By Dinesh Nair and Nicholas Brautlecht
(Bloomberg) — United Arab Shipping Co. is weighing a sale of its tanker business for oil and petrochemicals that could fetch more than $600 million as part of its plans to merge with German container shipping line Hapag-Lloyd AG, people familiar with the matter said.
The Dubai-based shipping company is working with Bank of America Corp. to find buyers for its holding in United Arab Chemical Carriers Ltd., or UACC, the people said, asking not to be named because the deliberations are private. The company held 95 percent of UACC according to the chemical shipping firm’s 2012 financial report, the most recent one available on the company’s website.
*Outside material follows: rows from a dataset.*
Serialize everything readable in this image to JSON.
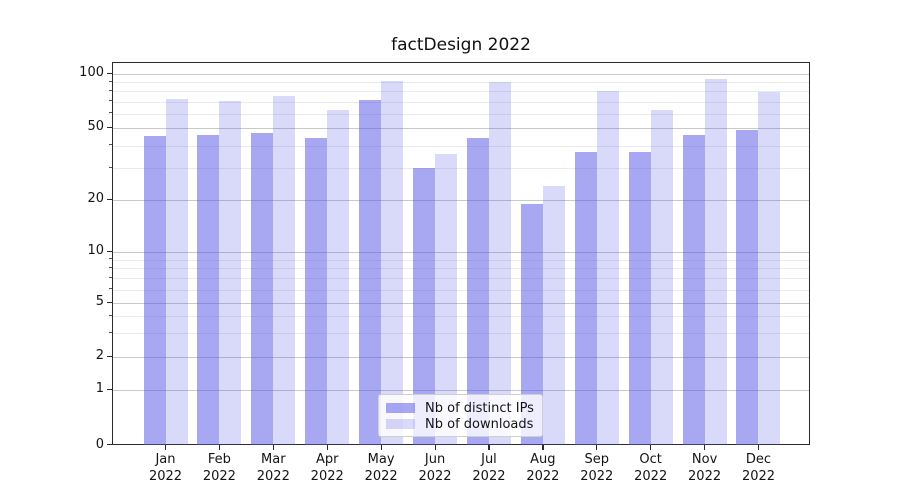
{
  "title": "factDesign 2022",
  "chart_data": {
    "type": "bar",
    "title": "factDesign 2022",
    "categories": [
      "Jan 2022",
      "Feb 2022",
      "Mar 2022",
      "Apr 2022",
      "May 2022",
      "Jun 2022",
      "Jul 2022",
      "Aug 2022",
      "Sep 2022",
      "Oct 2022",
      "Nov 2022",
      "Dec 2022"
    ],
    "series": [
      {
        "name": "Nb of distinct IPs",
        "fill": "rgba(80,80,230,0.5)",
        "values": [
          45,
          46,
          47,
          44,
          72,
          30,
          44,
          19,
          37,
          37,
          46,
          49
        ]
      },
      {
        "name": "Nb of downloads",
        "fill": "rgba(80,80,230,0.215)",
        "values": [
          73,
          71,
          75,
          63,
          91,
          36,
          90,
          24,
          80,
          63,
          94,
          79
        ]
      }
    ],
    "yscale": "symlog",
    "yticks": [
      0,
      1,
      2,
      5,
      10,
      20,
      50,
      100
    ],
    "minor_yticks": [
      3,
      4,
      6,
      7,
      8,
      9,
      30,
      40,
      60,
      70,
      80,
      90
    ],
    "ylim": [
      0,
      115
    ],
    "xlabel": "",
    "ylabel": "",
    "grid": "horizontal-major-and-minor",
    "legend_position": "lower center",
    "colors": {
      "bar_base": "#5050e6",
      "grid_major": "#c9c9c9",
      "grid_minor": "#ebebeb",
      "spine": "#2b2b2b"
    }
  }
}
No final decisions about the sale have been made, the people said.
Hapag-Lloyd’s supervisory board and UASC shareholders approved a plan last month to acquire all the shares of UASC. The Hamburg-based company, Germany’s biggest container-shipping line, has said that it’s interested in UASC’s container-shipping activities, making a sale of the other, chemical-tanker business the next logical step in the takeover. UASC may also consider a sale of its air cargo business as part of the Hapag-Lloyd deal, the people said.
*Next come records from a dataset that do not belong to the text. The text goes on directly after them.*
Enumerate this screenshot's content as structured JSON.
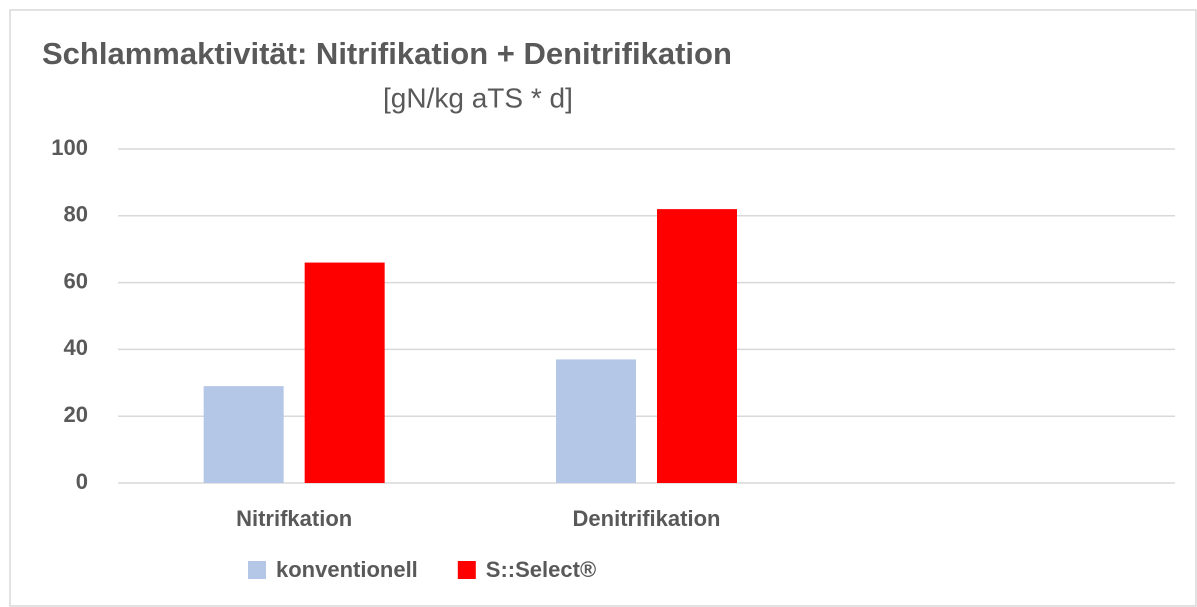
{
  "chart_data": {
    "type": "bar",
    "title": "Schlammaktivität: Nitrifikation + Denitrifikation",
    "subtitle": "[gN/kg aTS * d]",
    "categories": [
      "Nitrifkation",
      "Denitrifikation",
      null
    ],
    "series": [
      {
        "name": "konventionell",
        "color": "#b4c7e7",
        "values": [
          29,
          37,
          null
        ]
      },
      {
        "name": "S::Select®",
        "color": "#ff0000",
        "values": [
          66,
          82,
          null
        ]
      }
    ],
    "ylim": [
      0,
      100
    ],
    "yticks": [
      0,
      20,
      40,
      60,
      80,
      100
    ],
    "grid": true,
    "legend": "bottom"
  }
}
UACC, founded in 2007, is a mid-sized operator with a fleet of two dozen tankers. While container and bulk carrier markets have been plagued by oversupply and depressed freight rates in recent years, the tanker market has performed better as vessels are used to store cheap oil.
Representatives from Hapag-Lloyd and Bank of America declined to comment. A spokesman for UASC didn’t immediately return a call and e-mail seeking comment.
Combined, Hapag-Lloyd and UASC would rank fifth in an industry dominated by Danish shipping giant A.P. Moeller-Maersk A/S. The deal would also give Hapag-Lloyd immediate access to some of the largest container ships available. UASC operates six vessels with a capacity of 18,800 standard 20-foot containers, a size the German carrier lacks.